Robert Burchette is a real estate agent in Tuscon (e-mail)(11/27/10).

audio: January 1971
September 19, 1966 - after January 6, 1968

Hailing from Johnstown, PA, Woody's family relocated to Texas where he attended Bellaire High School in Houston and was a radio/TV major at the University of Houston. He made early stops at KNUZ in Houston, KILE in Galveston and WLOD in Ft. Lauderdale. He came to Hartford as program director and morning drive host fresh from San Antonio, where he worked at KENS (KBAT), KONO and KTSA with Lee Baby Simms. In one sense they were joined at the hip, even buying a cabin cruiser together. His cast of characters included his lovely secretary Miss Marcia (Fox) and Dick Orkin's Chickenman. He regularly checked the Weather Knee Forecast. He was a stalwart member of the WPOP Good Guys basketball team which played benefits at schools around Hartford.

Woody helped orchestrate one of radio's favorite stunts which probably left WPOP listeners totally confused. On April Fool's Day 1967, the Good Guys traded places for the day with the air staff of WKBW Buffalo.
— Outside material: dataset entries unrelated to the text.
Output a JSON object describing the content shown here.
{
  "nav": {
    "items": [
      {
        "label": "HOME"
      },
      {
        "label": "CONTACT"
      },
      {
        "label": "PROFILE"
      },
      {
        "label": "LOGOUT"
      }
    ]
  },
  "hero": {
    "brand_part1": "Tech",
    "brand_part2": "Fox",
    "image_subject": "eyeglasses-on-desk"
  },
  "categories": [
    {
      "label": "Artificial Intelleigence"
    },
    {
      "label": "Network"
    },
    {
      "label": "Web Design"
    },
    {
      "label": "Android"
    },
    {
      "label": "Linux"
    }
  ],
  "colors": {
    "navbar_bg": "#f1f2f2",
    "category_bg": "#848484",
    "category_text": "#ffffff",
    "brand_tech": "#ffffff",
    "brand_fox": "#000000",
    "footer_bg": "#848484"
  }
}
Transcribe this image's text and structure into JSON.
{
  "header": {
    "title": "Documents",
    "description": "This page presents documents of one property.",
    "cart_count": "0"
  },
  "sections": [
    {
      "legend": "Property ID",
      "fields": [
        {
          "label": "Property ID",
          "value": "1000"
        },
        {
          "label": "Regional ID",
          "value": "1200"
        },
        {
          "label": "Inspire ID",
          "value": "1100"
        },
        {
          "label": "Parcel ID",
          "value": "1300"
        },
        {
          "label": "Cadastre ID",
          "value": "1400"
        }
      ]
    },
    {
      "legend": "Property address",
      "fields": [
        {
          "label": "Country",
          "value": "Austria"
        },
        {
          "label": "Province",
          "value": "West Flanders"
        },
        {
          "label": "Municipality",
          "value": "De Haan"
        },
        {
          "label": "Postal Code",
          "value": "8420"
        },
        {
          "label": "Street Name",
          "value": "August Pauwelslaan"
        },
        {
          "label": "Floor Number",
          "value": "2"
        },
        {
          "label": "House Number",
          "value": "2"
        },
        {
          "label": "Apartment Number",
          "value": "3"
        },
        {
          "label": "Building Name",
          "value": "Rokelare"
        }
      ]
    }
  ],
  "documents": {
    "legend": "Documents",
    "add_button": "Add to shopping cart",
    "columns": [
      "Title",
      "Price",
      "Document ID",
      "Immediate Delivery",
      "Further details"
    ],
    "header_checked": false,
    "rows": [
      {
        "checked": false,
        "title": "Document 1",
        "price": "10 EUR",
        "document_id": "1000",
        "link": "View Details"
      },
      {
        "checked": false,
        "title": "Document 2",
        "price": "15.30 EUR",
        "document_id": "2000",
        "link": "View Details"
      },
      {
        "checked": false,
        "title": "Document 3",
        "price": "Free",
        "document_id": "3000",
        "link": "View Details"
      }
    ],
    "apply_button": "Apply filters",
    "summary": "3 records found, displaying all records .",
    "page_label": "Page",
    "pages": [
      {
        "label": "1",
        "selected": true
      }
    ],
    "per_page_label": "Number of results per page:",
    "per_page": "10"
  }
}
Stan Roberts filled in for Bill Bland...Dan Neaverth filled Dan Clayton's shoes...Jefferson Kaye became Woody Roberts and Bud Ballou filled in for Lee Simms.

He led the Teenagers March which raised more than $67,500 for St. Jude's Hospital in May, 1967. A notorious bachelor, Woody once staged a promotion which resulted in listener Irene Szloseko being selected Miss Woody Show; for her trouble she won a new watch and a night on the town with guess who?

After leaving Hartford Woody returned to KTSA in San Antonio as Vice President and General Manager. He returned to WPOP as a consultant briefly in late 1972.

After putting KTFM on the air in San Antonio, Woody was nominated three times as General Manager of the Year by the Gavin Programming Conference (winning once). He later served as consultant at Doubleday's KEXL in Austin. Woody opened an office in Austin at Armadillo World Headquarters. From there came Willie Nelson's 1st Picnic plus the Austin City Limits pilot. His company created a Lone Star Beer campaign that actually added the word ' longneck' to the dictionary. In the late seventies, Woody named and formatted C-101 fm (KNCN) in Corpus Christi. In early 1983, Woody moved from San Antonio to Austin to serve as marketing head for the management company launching the career of Stevie Ray Vaughn. He also began fifteen years of directing the media image for Threadgill's Restaurant.

In the mid-nineties, Woody Roberts consulted and sat-in for Jim Hightower on the national Chat n Chew radio talk show, live from Austin. From 2000 to 2003 Woody served as general manager of Austin Music Network, a cable TV music video operation.

In May 2023 Woody (aka Robert H. Bracken) died at an Austin, TX care facility after a long illness; he was 82 (6/9/23).